What’s 8:32, he asked.
Turns out he’d spotted an 8:32 sticker on the back of her vehicle, then searched the hardware store for the owner of it.
He’d escaped Melbourne and was now living out here, on a remote farm, and felt utterly alone. But now he was here, standing before a woman he never met, but because of these last few years, and their individual choices, he knew. He knew.
Around us we could hear possums manoeuvring through the trees as the roaring fire kept us all warm.
Winter was coming. We could all feel it, but to help the fire keep it at bay, we did what we always do at these 8:32 gatherings, we talk and talk, long into the night, trying to understand the mysteries that had brought us here. To me each one of us was filament of the greater light that our presence and affection, our defiance was creating.
But as David sang his brilliant new song, I knew the darkness was too deep to hear it, and those we were fighting for, those we loved, were too far away to see our light.
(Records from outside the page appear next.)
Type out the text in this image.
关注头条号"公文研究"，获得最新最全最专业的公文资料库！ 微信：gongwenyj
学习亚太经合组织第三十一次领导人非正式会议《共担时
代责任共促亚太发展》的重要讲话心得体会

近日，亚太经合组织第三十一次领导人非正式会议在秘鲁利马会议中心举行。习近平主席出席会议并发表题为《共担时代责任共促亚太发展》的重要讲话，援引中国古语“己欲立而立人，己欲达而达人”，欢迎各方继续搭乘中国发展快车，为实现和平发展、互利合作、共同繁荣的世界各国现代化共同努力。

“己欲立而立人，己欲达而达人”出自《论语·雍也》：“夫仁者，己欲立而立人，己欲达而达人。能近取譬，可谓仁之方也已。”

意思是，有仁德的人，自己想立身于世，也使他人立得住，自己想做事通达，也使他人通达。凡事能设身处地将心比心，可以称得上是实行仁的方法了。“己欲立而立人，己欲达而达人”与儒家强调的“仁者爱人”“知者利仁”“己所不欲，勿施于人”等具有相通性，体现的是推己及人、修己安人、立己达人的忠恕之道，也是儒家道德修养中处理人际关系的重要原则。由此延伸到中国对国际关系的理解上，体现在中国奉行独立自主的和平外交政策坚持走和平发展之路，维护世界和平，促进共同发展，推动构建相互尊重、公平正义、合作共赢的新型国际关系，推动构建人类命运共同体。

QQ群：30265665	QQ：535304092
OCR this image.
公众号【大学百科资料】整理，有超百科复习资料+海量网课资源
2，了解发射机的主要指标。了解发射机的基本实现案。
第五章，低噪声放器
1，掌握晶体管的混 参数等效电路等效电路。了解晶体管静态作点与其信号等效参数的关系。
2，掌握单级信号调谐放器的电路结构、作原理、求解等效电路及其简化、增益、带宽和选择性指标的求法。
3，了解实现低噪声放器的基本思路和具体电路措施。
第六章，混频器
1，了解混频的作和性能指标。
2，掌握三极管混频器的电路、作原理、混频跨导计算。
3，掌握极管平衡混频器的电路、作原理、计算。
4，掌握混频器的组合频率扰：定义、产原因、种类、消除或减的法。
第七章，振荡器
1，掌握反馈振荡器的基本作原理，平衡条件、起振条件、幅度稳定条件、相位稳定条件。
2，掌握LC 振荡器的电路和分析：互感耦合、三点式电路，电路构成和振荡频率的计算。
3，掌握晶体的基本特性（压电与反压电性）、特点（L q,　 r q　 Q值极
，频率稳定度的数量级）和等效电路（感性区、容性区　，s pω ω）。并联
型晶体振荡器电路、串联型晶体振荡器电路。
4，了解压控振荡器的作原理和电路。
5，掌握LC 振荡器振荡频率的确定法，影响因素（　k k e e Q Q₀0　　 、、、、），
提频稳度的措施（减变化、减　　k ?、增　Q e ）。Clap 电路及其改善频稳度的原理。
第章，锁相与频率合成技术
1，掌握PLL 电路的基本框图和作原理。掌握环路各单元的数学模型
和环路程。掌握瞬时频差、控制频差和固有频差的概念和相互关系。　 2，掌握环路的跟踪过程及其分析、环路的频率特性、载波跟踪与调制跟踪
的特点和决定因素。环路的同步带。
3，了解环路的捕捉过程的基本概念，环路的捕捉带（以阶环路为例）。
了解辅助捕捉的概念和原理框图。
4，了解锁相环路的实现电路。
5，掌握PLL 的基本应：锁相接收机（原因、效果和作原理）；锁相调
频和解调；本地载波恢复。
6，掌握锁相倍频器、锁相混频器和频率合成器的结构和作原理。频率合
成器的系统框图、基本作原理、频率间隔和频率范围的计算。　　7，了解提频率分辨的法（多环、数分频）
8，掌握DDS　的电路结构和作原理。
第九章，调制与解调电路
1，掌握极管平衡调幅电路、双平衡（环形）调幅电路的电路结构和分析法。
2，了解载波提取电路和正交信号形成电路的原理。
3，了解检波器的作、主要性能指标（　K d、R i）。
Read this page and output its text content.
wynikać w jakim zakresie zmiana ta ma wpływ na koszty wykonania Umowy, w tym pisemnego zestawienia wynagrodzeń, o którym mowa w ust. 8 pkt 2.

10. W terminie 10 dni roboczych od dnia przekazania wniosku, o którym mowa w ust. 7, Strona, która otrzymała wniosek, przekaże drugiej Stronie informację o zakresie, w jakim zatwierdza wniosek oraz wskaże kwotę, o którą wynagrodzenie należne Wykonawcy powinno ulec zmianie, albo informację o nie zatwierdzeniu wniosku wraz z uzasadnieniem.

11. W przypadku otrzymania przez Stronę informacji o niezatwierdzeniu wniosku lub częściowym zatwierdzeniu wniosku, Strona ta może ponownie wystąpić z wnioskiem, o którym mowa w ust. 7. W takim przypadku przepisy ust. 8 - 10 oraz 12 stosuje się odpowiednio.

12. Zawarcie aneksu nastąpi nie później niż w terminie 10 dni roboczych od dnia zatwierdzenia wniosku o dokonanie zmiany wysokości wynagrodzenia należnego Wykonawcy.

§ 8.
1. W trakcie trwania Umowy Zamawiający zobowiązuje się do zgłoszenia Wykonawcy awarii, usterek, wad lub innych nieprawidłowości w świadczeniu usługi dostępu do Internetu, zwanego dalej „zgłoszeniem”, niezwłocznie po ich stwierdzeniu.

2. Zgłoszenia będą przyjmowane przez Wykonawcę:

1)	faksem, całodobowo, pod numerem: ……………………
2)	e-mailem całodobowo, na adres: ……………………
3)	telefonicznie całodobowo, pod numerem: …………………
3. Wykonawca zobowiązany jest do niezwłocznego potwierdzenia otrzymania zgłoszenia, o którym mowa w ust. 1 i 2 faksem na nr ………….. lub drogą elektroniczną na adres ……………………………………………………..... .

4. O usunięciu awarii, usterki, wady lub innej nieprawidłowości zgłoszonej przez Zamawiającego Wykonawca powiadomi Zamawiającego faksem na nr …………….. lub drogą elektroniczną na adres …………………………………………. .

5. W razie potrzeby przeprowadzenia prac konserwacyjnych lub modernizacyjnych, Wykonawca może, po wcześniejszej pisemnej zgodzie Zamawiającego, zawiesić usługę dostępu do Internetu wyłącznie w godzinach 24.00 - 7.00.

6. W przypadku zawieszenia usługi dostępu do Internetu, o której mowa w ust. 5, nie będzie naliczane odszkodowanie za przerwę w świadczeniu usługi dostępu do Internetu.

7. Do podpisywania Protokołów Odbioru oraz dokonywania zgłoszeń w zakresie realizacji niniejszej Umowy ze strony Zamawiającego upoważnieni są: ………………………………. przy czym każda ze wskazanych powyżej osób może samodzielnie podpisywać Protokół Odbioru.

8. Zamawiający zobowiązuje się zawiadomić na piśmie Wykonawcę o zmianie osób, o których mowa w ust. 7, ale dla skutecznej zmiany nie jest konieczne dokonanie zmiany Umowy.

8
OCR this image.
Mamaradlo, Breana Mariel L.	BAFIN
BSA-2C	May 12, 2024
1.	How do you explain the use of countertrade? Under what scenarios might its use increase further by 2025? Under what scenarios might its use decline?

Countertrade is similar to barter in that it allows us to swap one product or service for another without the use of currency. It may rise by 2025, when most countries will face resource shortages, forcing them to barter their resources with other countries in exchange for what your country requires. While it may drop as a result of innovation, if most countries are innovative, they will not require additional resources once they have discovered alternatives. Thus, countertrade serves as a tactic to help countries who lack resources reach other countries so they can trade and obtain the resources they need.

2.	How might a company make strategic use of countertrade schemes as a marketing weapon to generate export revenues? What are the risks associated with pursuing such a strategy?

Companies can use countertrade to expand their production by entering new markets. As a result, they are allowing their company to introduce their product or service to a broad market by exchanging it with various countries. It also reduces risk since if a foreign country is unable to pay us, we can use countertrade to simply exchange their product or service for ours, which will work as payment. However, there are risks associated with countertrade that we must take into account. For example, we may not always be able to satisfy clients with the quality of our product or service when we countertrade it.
Regardless, a few of us, starving for free speaking conversation, would stay up talking until dawn’s pale milk spilt across the horizon.
There were no politics here, no hierarchy. We were just a collection of a new demographic that had been established by the government, MSN, and our compliant brothers and sisters. We were the ones you had been encouraged to hate. The non-compliant, the resistance, the lepers. And temporarily free of all your fears, we knew how to have a good time.
We were meant to stay for two nights, but most of us stayed for three, a few of us didn’t want to leave, but there was nothing here for us but each other. A reality that the last one to leave would have felt the keenest.
Today I was sitting at a picnic bench in caravan park in Bendigo, as a man tells me how the jabs killed his father. Pericarditis and then he went mad, the man, his son said. And as he spoke, all I could hear was another woman, who waved us down as we passed through a tiny town. She was also our tribe, hiding out here and had been following us online. She had two bags of crocheted butterfies, and each one had a hand written note of hope tucked inside it.
They’ve raised my rent three times this year, if they raise it again I’ll be living in my car. But I won’t give in she said. Then, before she left, she grabbed my hand and said, if wasn’t for your work, I would have killed myself.
And my phone is full of texts from drowning people, waving frantically with invisible hands as those around them laugh at tik tok videos.
In front of me now, as I write this, four retried Australians, in two expensive caravans, and all of them fattened by the free and fat time they lived through, are setting up an annex as if their culture never went to hell.
All is good. All is fine. They are safe. And that’s all that matters.
The sacrifices of their fathers, the future of their grandchildren, are subjects I doubt they ever bring up. For silence has replaced ‘she’ll be right’. As it did once before, when people just like them, in the USSR, when that was established, did nothing as the jail was built around them. A jail whose wall, their grandchildren, crazy on the scent of freedom, would be left to demolish.
And today is Anzac Day.
Lest we forget.
Which begs the questions, my fellow Aussies. Forget what? Hmm? Forget what?
Be honest for once. Do you even remember?